Не меняя деловитого тона, лишь немного повысив голос, он бросил через плечо:
— Друг Петрович, трофеи — трофеями, а пельмени — пельменями.
Бойкий повар-орловец откликнулся тотчас:
— Посылаю гвардейские порции… Шепетовские! И с огоньком…
В этот вечер Иван Данилович был весел и разговорчив, обедал с аппетитом, похвалил «орловского чудесника» и сам налил ему «поощрительную», а мне все помнилось, каким до предела усталым, выбравшись из машины, шагал он через двор, к была удивительна такая перемена.
Возвращаясь к нашему недавнему разговору, я спросил, на какое время планирует он свою поездку в Умань и Вербово, но ответа не услышал. И тут меня удивил повар: выглядывая из-за двери напротив, он делал какие-то знаки. Я оглянулся, понял и стал тихонько подниматься из-за стола. Уронив голову на грудь, командарм спал.

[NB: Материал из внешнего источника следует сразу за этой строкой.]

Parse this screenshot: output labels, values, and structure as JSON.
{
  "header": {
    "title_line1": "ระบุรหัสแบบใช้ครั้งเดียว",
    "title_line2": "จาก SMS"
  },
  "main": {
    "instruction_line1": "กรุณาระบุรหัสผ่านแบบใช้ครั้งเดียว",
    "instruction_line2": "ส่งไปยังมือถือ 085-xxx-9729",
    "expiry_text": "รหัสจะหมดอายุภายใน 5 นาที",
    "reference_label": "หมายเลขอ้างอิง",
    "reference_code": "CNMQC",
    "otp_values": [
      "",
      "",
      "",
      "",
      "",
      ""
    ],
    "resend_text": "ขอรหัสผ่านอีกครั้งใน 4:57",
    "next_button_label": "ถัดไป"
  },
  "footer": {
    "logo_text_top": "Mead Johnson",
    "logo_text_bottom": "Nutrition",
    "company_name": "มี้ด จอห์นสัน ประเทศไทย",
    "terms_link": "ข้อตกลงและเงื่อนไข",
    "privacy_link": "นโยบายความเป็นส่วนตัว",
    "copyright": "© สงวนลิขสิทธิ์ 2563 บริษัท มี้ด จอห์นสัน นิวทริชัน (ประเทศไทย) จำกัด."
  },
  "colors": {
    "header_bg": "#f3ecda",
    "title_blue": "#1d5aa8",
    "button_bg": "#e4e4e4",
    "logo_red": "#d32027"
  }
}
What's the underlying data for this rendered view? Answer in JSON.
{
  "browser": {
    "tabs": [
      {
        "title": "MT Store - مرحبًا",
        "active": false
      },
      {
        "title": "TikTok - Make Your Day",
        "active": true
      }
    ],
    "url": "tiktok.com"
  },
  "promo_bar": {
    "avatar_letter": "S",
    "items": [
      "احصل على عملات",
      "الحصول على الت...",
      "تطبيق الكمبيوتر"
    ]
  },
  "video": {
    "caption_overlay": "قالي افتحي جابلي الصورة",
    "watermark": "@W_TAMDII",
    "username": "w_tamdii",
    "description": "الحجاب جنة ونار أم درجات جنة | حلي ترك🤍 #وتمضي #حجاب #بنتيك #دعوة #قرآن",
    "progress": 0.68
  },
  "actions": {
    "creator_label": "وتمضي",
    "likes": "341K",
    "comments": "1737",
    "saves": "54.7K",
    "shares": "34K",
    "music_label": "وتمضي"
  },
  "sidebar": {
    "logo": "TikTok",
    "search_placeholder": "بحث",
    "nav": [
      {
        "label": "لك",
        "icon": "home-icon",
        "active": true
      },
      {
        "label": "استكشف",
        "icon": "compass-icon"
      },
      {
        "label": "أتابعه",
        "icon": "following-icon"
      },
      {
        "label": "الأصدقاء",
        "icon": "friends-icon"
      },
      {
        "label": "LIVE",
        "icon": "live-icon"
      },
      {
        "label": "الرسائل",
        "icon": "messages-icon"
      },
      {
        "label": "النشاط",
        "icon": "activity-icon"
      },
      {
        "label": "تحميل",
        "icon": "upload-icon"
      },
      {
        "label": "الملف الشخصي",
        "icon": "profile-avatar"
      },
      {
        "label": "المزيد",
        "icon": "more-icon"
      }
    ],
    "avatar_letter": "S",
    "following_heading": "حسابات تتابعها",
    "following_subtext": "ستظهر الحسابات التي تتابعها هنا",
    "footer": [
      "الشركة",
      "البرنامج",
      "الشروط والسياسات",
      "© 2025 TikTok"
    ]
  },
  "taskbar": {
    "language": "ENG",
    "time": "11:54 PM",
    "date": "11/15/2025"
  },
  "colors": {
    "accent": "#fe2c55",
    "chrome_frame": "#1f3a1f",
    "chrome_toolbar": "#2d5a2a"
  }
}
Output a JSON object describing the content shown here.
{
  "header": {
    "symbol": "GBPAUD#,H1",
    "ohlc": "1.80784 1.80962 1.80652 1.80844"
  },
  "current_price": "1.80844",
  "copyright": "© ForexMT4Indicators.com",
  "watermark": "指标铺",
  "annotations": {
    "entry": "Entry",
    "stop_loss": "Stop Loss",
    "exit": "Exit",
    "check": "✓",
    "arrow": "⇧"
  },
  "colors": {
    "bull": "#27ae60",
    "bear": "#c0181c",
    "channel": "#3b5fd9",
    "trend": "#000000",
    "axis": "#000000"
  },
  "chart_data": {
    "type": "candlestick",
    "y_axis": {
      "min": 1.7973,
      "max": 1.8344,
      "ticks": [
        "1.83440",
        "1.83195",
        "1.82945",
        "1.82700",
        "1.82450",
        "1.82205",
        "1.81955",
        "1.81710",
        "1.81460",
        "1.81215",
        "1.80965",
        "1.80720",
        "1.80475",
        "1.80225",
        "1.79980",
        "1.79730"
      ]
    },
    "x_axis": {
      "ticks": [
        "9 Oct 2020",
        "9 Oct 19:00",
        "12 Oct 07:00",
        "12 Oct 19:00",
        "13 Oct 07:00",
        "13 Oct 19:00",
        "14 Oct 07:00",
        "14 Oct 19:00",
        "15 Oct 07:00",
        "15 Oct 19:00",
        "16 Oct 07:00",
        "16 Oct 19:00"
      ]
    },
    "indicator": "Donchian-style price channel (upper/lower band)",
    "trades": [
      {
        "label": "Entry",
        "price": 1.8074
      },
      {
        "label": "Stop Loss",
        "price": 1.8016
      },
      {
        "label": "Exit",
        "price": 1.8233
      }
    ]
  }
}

Скромный результат пребывания в Шестидесятой армии — рукопись очерка — я оставил у Черняховского еще до поездки с ним на фронт, а теперь, собираясь возвращаться в Киев, должен был зайти за нею и заодно проститься. Знакомая светлая машина стояла у калитки, и Василий, приоткрыв дверцу, крикнул мне, вместо приветствия:
— Вы, может, с нами — вперед, на Запад?
Я сказал, что это было бы здорово, но где-то, возможно, уже мчится моя попутная полуторка, которой суждено доставить меня в Киев.
Черняховский был, как всегда, подтянут, франтоват, свеж, бодр. Он подал мне рукопись.
— Да, прочитал. На полях вы увидите пометки: значит, на мой взгляд, необходимы сокращения. Вообще, все, что касается моей особы, я просил бы изъять.
— Но, товарищ командарм, это значило бы изъять весь очерк.
Казалось, он думал о чем-то другом.
— Ну, а что дадут читателю даты моей биографии или мои «личные заслуги»? Не лучше ли рассказать о сражениях, выигранных армией, о наших героях Днепра? Знаете, — он заговорил тише, — я вообще не терплю славословий. Прав был Маяковский: сочтемся славою. Главное — победа. Подробности — потом.
Я обещал ему пересмотреть рукопись и сократить «личное», не преминув замолвить несколько слов в защиту биографического очерка. А командарм, терпеливо слушая эти доводы, все поглядывал с еле приметной усмешкой на мою шинель. Вдруг он засмеялся:
— А майор, говорите, оказался приятным собеседником? Я вспомнил, как вы добирались в Понинку. Значит, сначала потребовал документы, а уж потом стал беседовать и угостил табачком? Причина его недоверия при знакомстве понятна: виноват этот ваш недомерок, зипун с бахромой.
Он открыл дверцу шифоньера, снял с вешалки новенькую шинель, повесил передо мной на спинку стула.
— Видно, портной на ваше счастье ошибся: теснее сделал, чем надо. Возьмите и носите на здоровье… Что? Отказываться? Учтите, я хотя и не грузин, но исповедую грузинский обычай: отказ от подарка есть оскорбление.